U.S Market (1st Dec. 2025)
For investors tracking U.S. equities, bonds, and FX
Global Macro Overview
- Global PMIs (Nov): Manufacturing 50.3, Services 51.1 → global activity remains in slow-expansion mode.
- Global inflation pulse: Headline inflation easing across major economies; core inflation still sticky.
- Liquidity: Global M2 growth has turned positive for 3 consecutive months, suggesting early recovery in global liquidity conditions.
- Commodities: Oil trading in the $78–82 range keeps energy inflation contained.
U.S. Macro
1) Labor Market — This Week’s Main Event
- Consensus for Nov Jobs Report:
- Nonfarm Payrolls: +140k–155k
- Unemployment: 4.3% → 4.4%
- Wage Growth: 3.4–3.6% YoY
Why it matters:
Recent Fed speeches emphasize “proceed carefully.”

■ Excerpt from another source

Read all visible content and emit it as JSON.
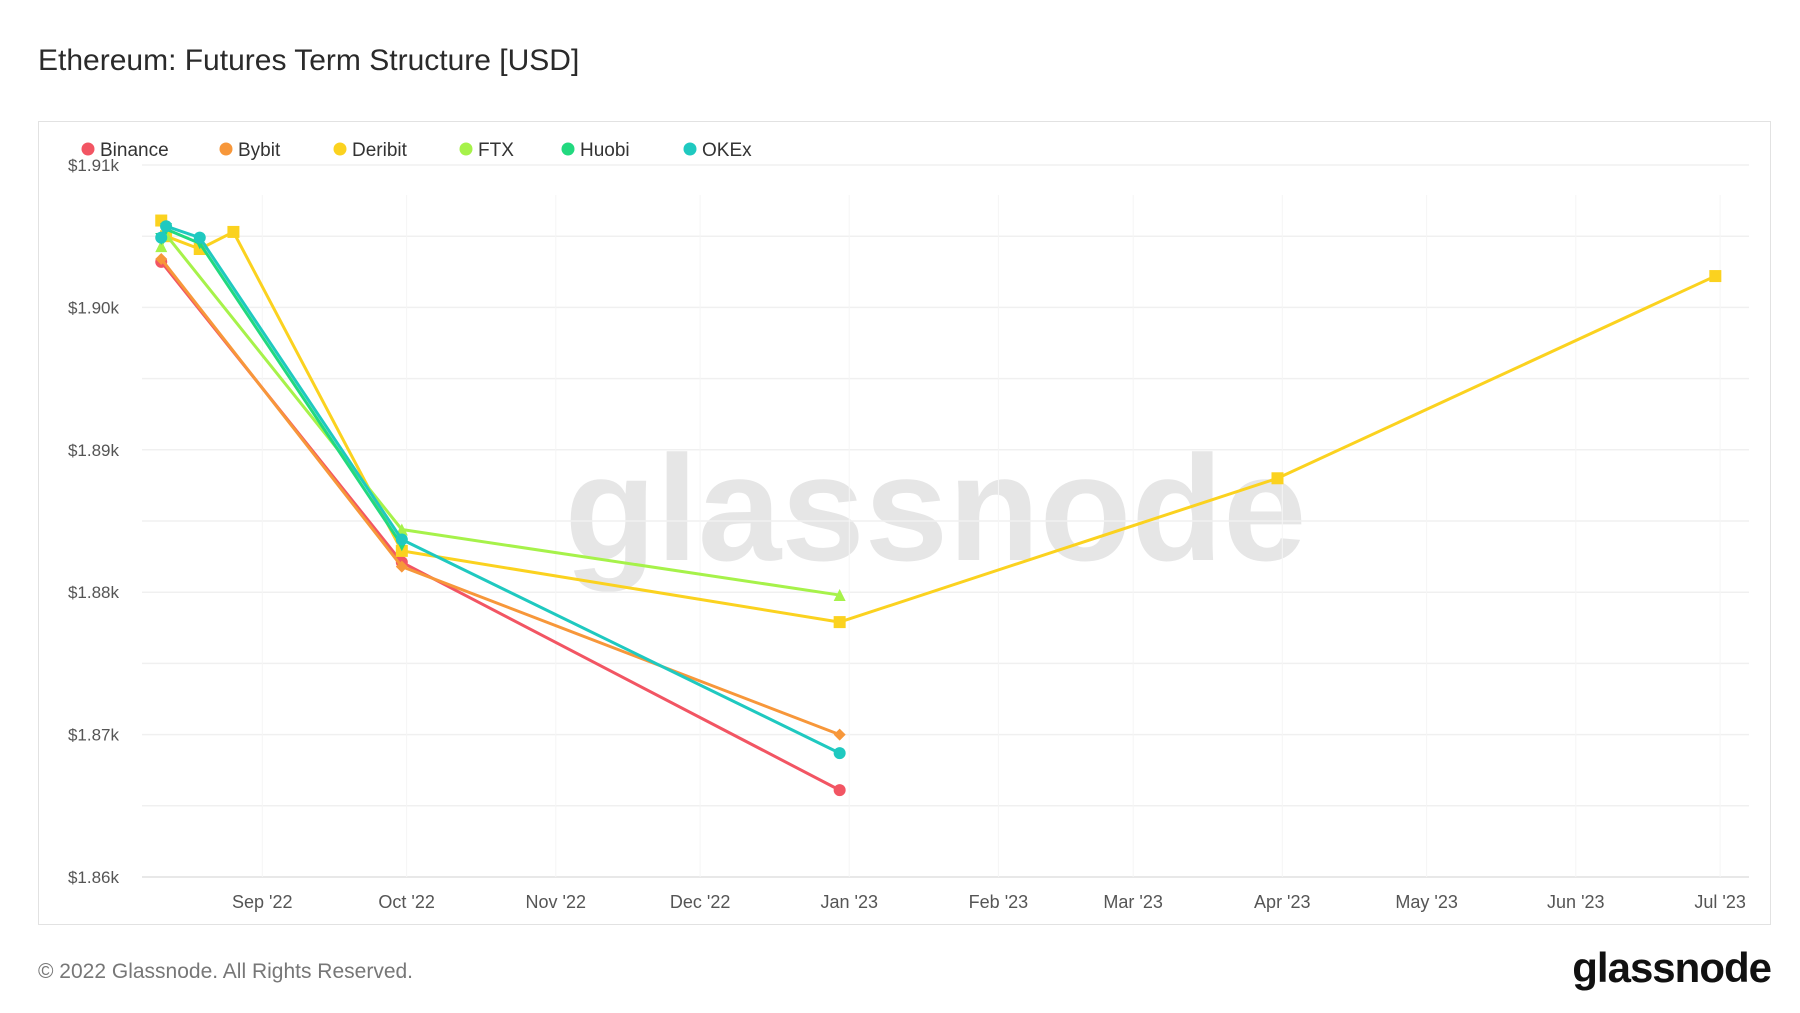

- A soft labor print → increases odds of a January rate cut.
- A hot labor print → pushes easing into March or later.
This report directly shapes the rate path and market direction.
2) Inflation & Fed Policy
- Core CPI nowcast: ~3.1%
- Core PCE: ~3.0%
- Fed Funds Rate: 3.75–4.00%
Narrative:
The Fed acknowledges disinflation but warns the “last mile” to 2% is slow.
Markets expect 2–3 rate cuts in 2026, down from the 4+ cuts priced earlier in the year.

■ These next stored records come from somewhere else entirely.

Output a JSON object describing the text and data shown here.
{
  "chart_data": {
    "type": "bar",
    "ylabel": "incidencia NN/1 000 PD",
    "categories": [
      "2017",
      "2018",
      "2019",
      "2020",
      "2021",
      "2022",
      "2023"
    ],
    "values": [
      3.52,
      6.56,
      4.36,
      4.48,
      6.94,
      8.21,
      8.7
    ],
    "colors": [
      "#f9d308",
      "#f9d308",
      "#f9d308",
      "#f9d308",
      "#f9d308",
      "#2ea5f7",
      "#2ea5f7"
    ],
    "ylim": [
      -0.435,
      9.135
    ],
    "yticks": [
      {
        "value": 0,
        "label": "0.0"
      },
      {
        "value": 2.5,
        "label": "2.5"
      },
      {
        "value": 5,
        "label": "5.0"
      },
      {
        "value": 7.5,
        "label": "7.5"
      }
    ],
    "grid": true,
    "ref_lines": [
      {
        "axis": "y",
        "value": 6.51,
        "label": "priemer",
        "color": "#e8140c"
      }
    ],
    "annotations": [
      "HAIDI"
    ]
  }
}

3) Equity, Bond, and Credit Tone
- Equities: Trading near cycle highs; earnings revisions stabilizing.
- Credit:
- IG Spread: ~110 bps
- HY Spread: ~380–400 bps
→ Credit markets show no systemic stress.

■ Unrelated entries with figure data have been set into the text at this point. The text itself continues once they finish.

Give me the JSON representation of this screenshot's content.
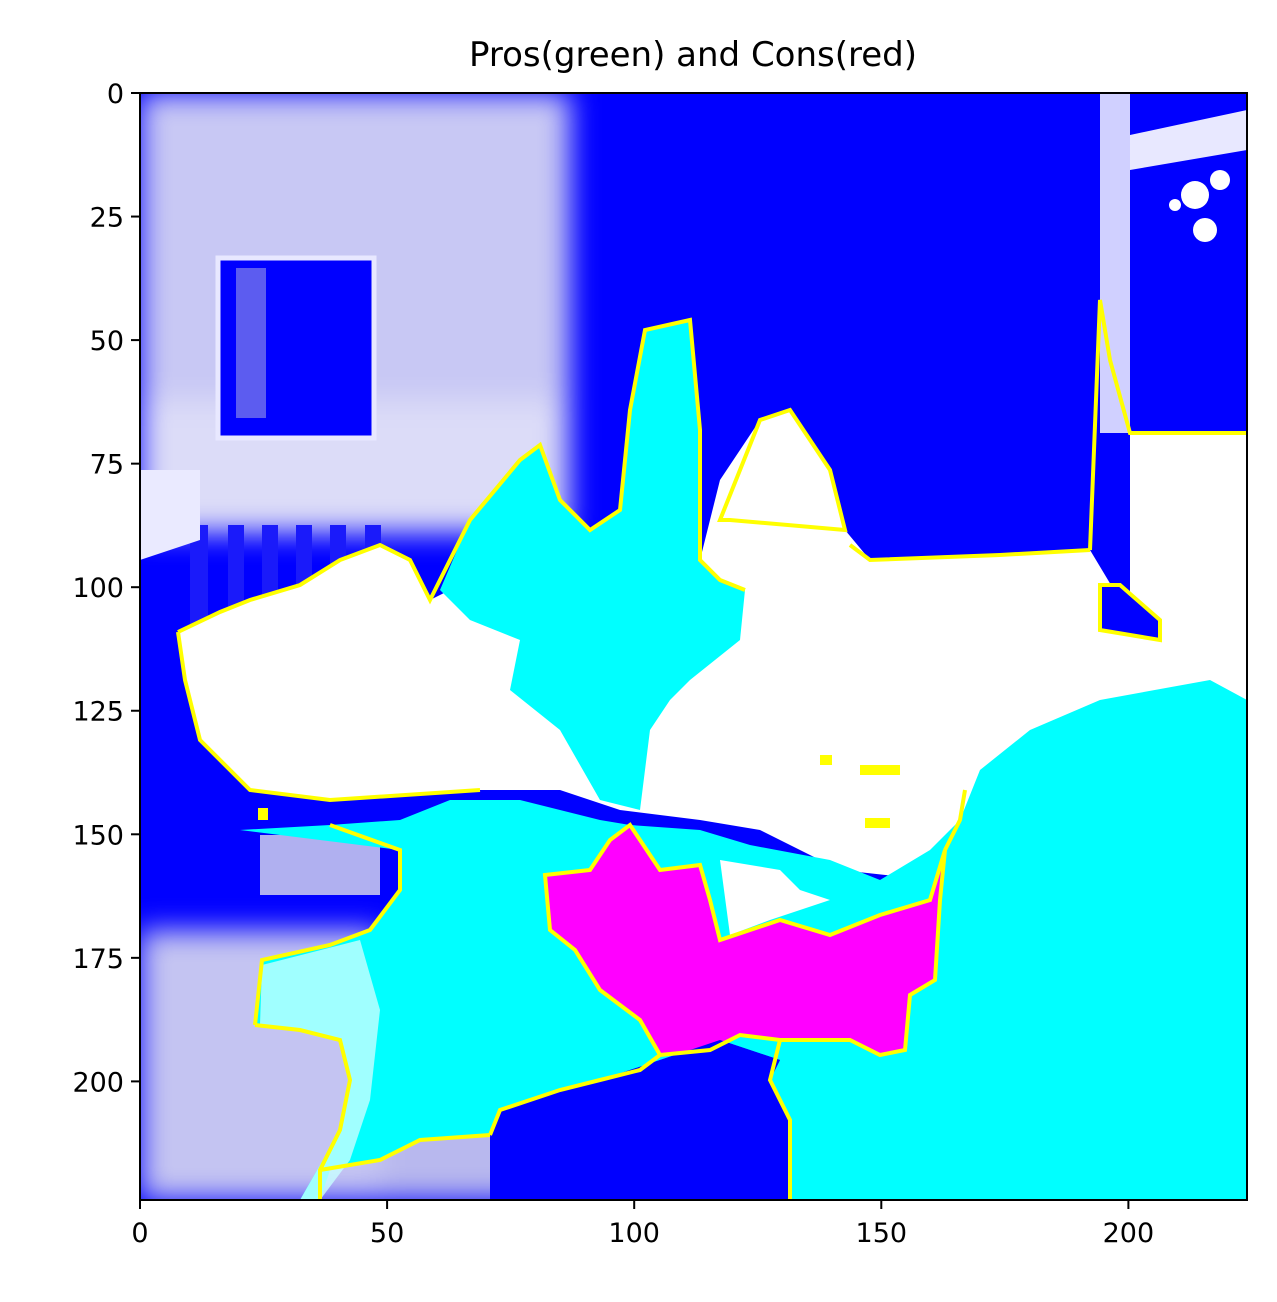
{
  "chart_data": {
    "type": "heatmap",
    "title": "Pros(green) and Cons(red)",
    "xlim": [
      0,
      224
    ],
    "ylim": [
      224,
      0
    ],
    "y_inverted": true,
    "x_ticks": [
      0,
      50,
      100,
      150,
      200
    ],
    "y_ticks": [
      0,
      25,
      50,
      75,
      100,
      125,
      150,
      175,
      200
    ],
    "grid": false,
    "image_description_colors": {
      "background": "#0000ff",
      "light_region": "#ffffff",
      "pros_region": "#00ffff",
      "cons_region": "#ff00ff",
      "boundary": "#ffff00"
    }
  }
}
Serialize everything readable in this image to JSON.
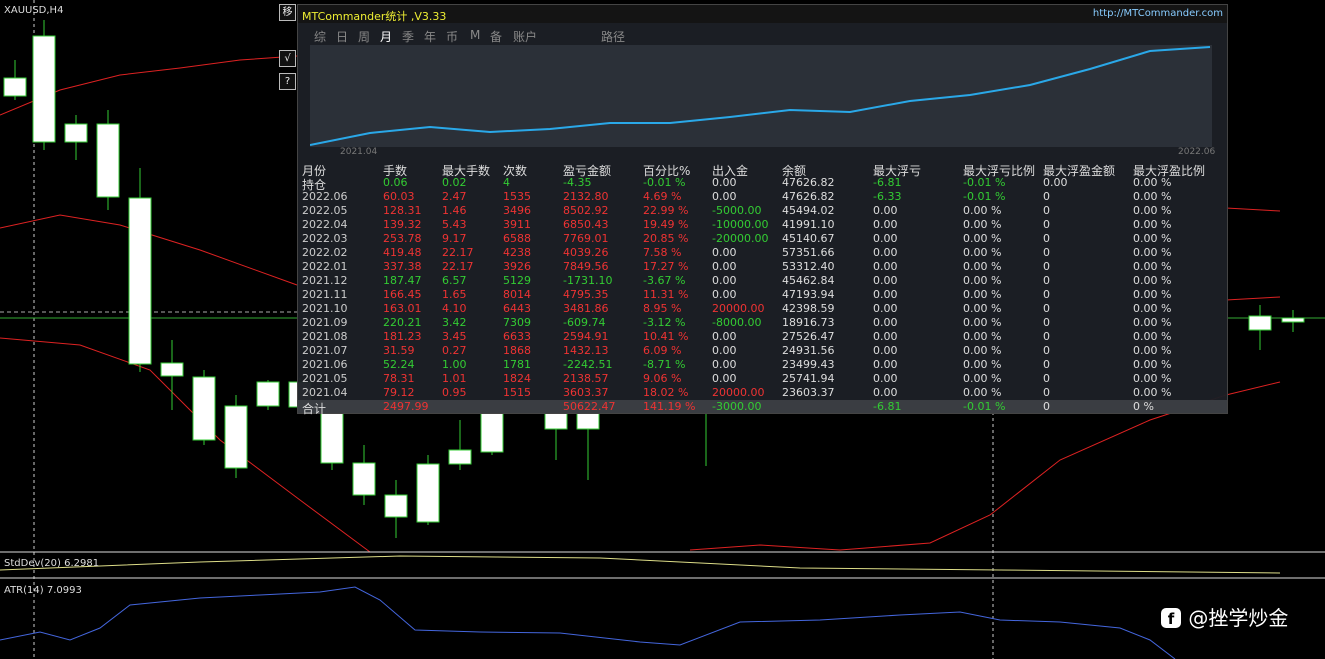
{
  "chart_window": {
    "symbol": "XAUUSD,H4",
    "buttons": [
      "移",
      "√",
      "?"
    ],
    "indicator_1": "StdDev(20) 6.2981",
    "indicator_2": "ATR(14) 7.0993"
  },
  "panel": {
    "title": "MTCommander统计 ,V3.33",
    "url": "http://MTCommander.com",
    "tabs": [
      "综",
      "日",
      "周",
      "月",
      "季",
      "年",
      "币",
      "M",
      "备",
      "账户",
      "路径"
    ],
    "active_tab": "月",
    "curve_start": "2021.04",
    "curve_end": "2022.06"
  },
  "table": {
    "header": [
      "月份",
      "手数",
      "最大手数",
      "次数",
      "盈亏金额",
      "百分比%",
      "出入金",
      "余额",
      "最大浮亏",
      "最大浮亏比例",
      "最大浮盈金额",
      "最大浮盈比例"
    ],
    "rows": [
      {
        "cells": [
          "持仓",
          "0.06",
          "0.02",
          "4",
          "-4.35",
          "-0.01 %",
          "0.00",
          "47626.82",
          "-6.81",
          "-0.01 %",
          "0.00",
          "0.00 %"
        ],
        "colors": [
          "#ddd",
          "#3c3",
          "#3c3",
          "#3c3",
          "#3c3",
          "#3c3",
          "#ddd",
          "#ddd",
          "#3c3",
          "#3c3",
          "#ddd",
          "#ddd"
        ]
      },
      {
        "cells": [
          "2022.06",
          "60.03",
          "2.47",
          "1535",
          "2132.80",
          "4.69 %",
          "0.00",
          "47626.82",
          "-6.33",
          "-0.01 %",
          "0",
          "0.00 %"
        ],
        "colors": [
          "#ccc",
          "#e33",
          "#e33",
          "#e33",
          "#e33",
          "#e33",
          "#ddd",
          "#ddd",
          "#3c3",
          "#3c3",
          "#ddd",
          "#ddd"
        ]
      },
      {
        "cells": [
          "2022.05",
          "128.31",
          "1.46",
          "3496",
          "8502.92",
          "22.99 %",
          "-5000.00",
          "45494.02",
          "0.00",
          "0.00 %",
          "0",
          "0.00 %"
        ],
        "colors": [
          "#ccc",
          "#e33",
          "#e33",
          "#e33",
          "#e33",
          "#e33",
          "#3c3",
          "#ddd",
          "#ddd",
          "#ddd",
          "#ddd",
          "#ddd"
        ]
      },
      {
        "cells": [
          "2022.04",
          "139.32",
          "5.43",
          "3911",
          "6850.43",
          "19.49 %",
          "-10000.00",
          "41991.10",
          "0.00",
          "0.00 %",
          "0",
          "0.00 %"
        ],
        "colors": [
          "#ccc",
          "#e33",
          "#e33",
          "#e33",
          "#e33",
          "#e33",
          "#3c3",
          "#ddd",
          "#ddd",
          "#ddd",
          "#ddd",
          "#ddd"
        ]
      },
      {
        "cells": [
          "2022.03",
          "253.78",
          "9.17",
          "6588",
          "7769.01",
          "20.85 %",
          "-20000.00",
          "45140.67",
          "0.00",
          "0.00 %",
          "0",
          "0.00 %"
        ],
        "colors": [
          "#ccc",
          "#e33",
          "#e33",
          "#e33",
          "#e33",
          "#e33",
          "#3c3",
          "#ddd",
          "#ddd",
          "#ddd",
          "#ddd",
          "#ddd"
        ]
      },
      {
        "cells": [
          "2022.02",
          "419.48",
          "22.17",
          "4238",
          "4039.26",
          "7.58 %",
          "0.00",
          "57351.66",
          "0.00",
          "0.00 %",
          "0",
          "0.00 %"
        ],
        "colors": [
          "#ccc",
          "#e33",
          "#e33",
          "#e33",
          "#e33",
          "#e33",
          "#ddd",
          "#ddd",
          "#ddd",
          "#ddd",
          "#ddd",
          "#ddd"
        ]
      },
      {
        "cells": [
          "2022.01",
          "337.38",
          "22.17",
          "3926",
          "7849.56",
          "17.27 %",
          "0.00",
          "53312.40",
          "0.00",
          "0.00 %",
          "0",
          "0.00 %"
        ],
        "colors": [
          "#ccc",
          "#e33",
          "#e33",
          "#e33",
          "#e33",
          "#e33",
          "#ddd",
          "#ddd",
          "#ddd",
          "#ddd",
          "#ddd",
          "#ddd"
        ]
      },
      {
        "cells": [
          "2021.12",
          "187.47",
          "6.57",
          "5129",
          "-1731.10",
          "-3.67 %",
          "0.00",
          "45462.84",
          "0.00",
          "0.00 %",
          "0",
          "0.00 %"
        ],
        "colors": [
          "#ccc",
          "#3c3",
          "#3c3",
          "#3c3",
          "#3c3",
          "#3c3",
          "#ddd",
          "#ddd",
          "#ddd",
          "#ddd",
          "#ddd",
          "#ddd"
        ]
      },
      {
        "cells": [
          "2021.11",
          "166.45",
          "1.65",
          "8014",
          "4795.35",
          "11.31 %",
          "0.00",
          "47193.94",
          "0.00",
          "0.00 %",
          "0",
          "0.00 %"
        ],
        "colors": [
          "#ccc",
          "#e33",
          "#e33",
          "#e33",
          "#e33",
          "#e33",
          "#ddd",
          "#ddd",
          "#ddd",
          "#ddd",
          "#ddd",
          "#ddd"
        ]
      },
      {
        "cells": [
          "2021.10",
          "163.01",
          "4.10",
          "6443",
          "3481.86",
          "8.95 %",
          "20000.00",
          "42398.59",
          "0.00",
          "0.00 %",
          "0",
          "0.00 %"
        ],
        "colors": [
          "#ccc",
          "#e33",
          "#e33",
          "#e33",
          "#e33",
          "#e33",
          "#e33",
          "#ddd",
          "#ddd",
          "#ddd",
          "#ddd",
          "#ddd"
        ]
      },
      {
        "cells": [
          "2021.09",
          "220.21",
          "3.42",
          "7309",
          "-609.74",
          "-3.12 %",
          "-8000.00",
          "18916.73",
          "0.00",
          "0.00 %",
          "0",
          "0.00 %"
        ],
        "colors": [
          "#ccc",
          "#3c3",
          "#3c3",
          "#3c3",
          "#3c3",
          "#3c3",
          "#3c3",
          "#ddd",
          "#ddd",
          "#ddd",
          "#ddd",
          "#ddd"
        ]
      },
      {
        "cells": [
          "2021.08",
          "181.23",
          "3.45",
          "6633",
          "2594.91",
          "10.41 %",
          "0.00",
          "27526.47",
          "0.00",
          "0.00 %",
          "0",
          "0.00 %"
        ],
        "colors": [
          "#ccc",
          "#e33",
          "#e33",
          "#e33",
          "#e33",
          "#e33",
          "#ddd",
          "#ddd",
          "#ddd",
          "#ddd",
          "#ddd",
          "#ddd"
        ]
      },
      {
        "cells": [
          "2021.07",
          "31.59",
          "0.27",
          "1868",
          "1432.13",
          "6.09 %",
          "0.00",
          "24931.56",
          "0.00",
          "0.00 %",
          "0",
          "0.00 %"
        ],
        "colors": [
          "#ccc",
          "#e33",
          "#e33",
          "#e33",
          "#e33",
          "#e33",
          "#ddd",
          "#ddd",
          "#ddd",
          "#ddd",
          "#ddd",
          "#ddd"
        ]
      },
      {
        "cells": [
          "2021.06",
          "52.24",
          "1.00",
          "1781",
          "-2242.51",
          "-8.71 %",
          "0.00",
          "23499.43",
          "0.00",
          "0.00 %",
          "0",
          "0.00 %"
        ],
        "colors": [
          "#ccc",
          "#3c3",
          "#3c3",
          "#3c3",
          "#3c3",
          "#3c3",
          "#ddd",
          "#ddd",
          "#ddd",
          "#ddd",
          "#ddd",
          "#ddd"
        ]
      },
      {
        "cells": [
          "2021.05",
          "78.31",
          "1.01",
          "1824",
          "2138.57",
          "9.06 %",
          "0.00",
          "25741.94",
          "0.00",
          "0.00 %",
          "0",
          "0.00 %"
        ],
        "colors": [
          "#ccc",
          "#e33",
          "#e33",
          "#e33",
          "#e33",
          "#e33",
          "#ddd",
          "#ddd",
          "#ddd",
          "#ddd",
          "#ddd",
          "#ddd"
        ]
      },
      {
        "cells": [
          "2021.04",
          "79.12",
          "0.95",
          "1515",
          "3603.37",
          "18.02 %",
          "20000.00",
          "23603.37",
          "0.00",
          "0.00 %",
          "0",
          "0.00 %"
        ],
        "colors": [
          "#ccc",
          "#e33",
          "#e33",
          "#e33",
          "#e33",
          "#e33",
          "#e33",
          "#ddd",
          "#ddd",
          "#ddd",
          "#ddd",
          "#ddd"
        ]
      },
      {
        "cells": [
          "合计",
          "2497.99",
          null,
          null,
          "50622.47",
          "141.19 %",
          "-3000.00",
          null,
          "-6.81",
          "-0.01 %",
          "0",
          "0 %"
        ],
        "colors": [
          "#ddd",
          "#e33",
          "#ddd",
          "#ddd",
          "#e33",
          "#e33",
          "#3c3",
          "#ddd",
          "#3c3",
          "#3c3",
          "#ddd",
          "#ddd"
        ]
      }
    ]
  },
  "watermark": "@挫学炒金"
}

- Yield Curve: 2s/10s steepening to around +20–30 bps,
→ signaling normalization rather than recession.
4) Policy Watch — Trump Administration
- Expected December tiered tariff framework (5–10% baseline; selective higher brackets).
- Fiscal policy remains expansionary, raising medium-term concerns for long-term Treasury supply and yields.
- Immigration tightening could raise wage inflation in 2026.
Final Takeaway
The U.S. economy continues to soften but not break.
Inflation is easing gradually, liquidity is improving, and credit remains stable — but policy uncertainty is real.
Quality large caps, cash-flow-stable companies, and defense/infrastructure themes remain well positioned.
(This content is not investment advice. Investors are responsible for their own decisions.)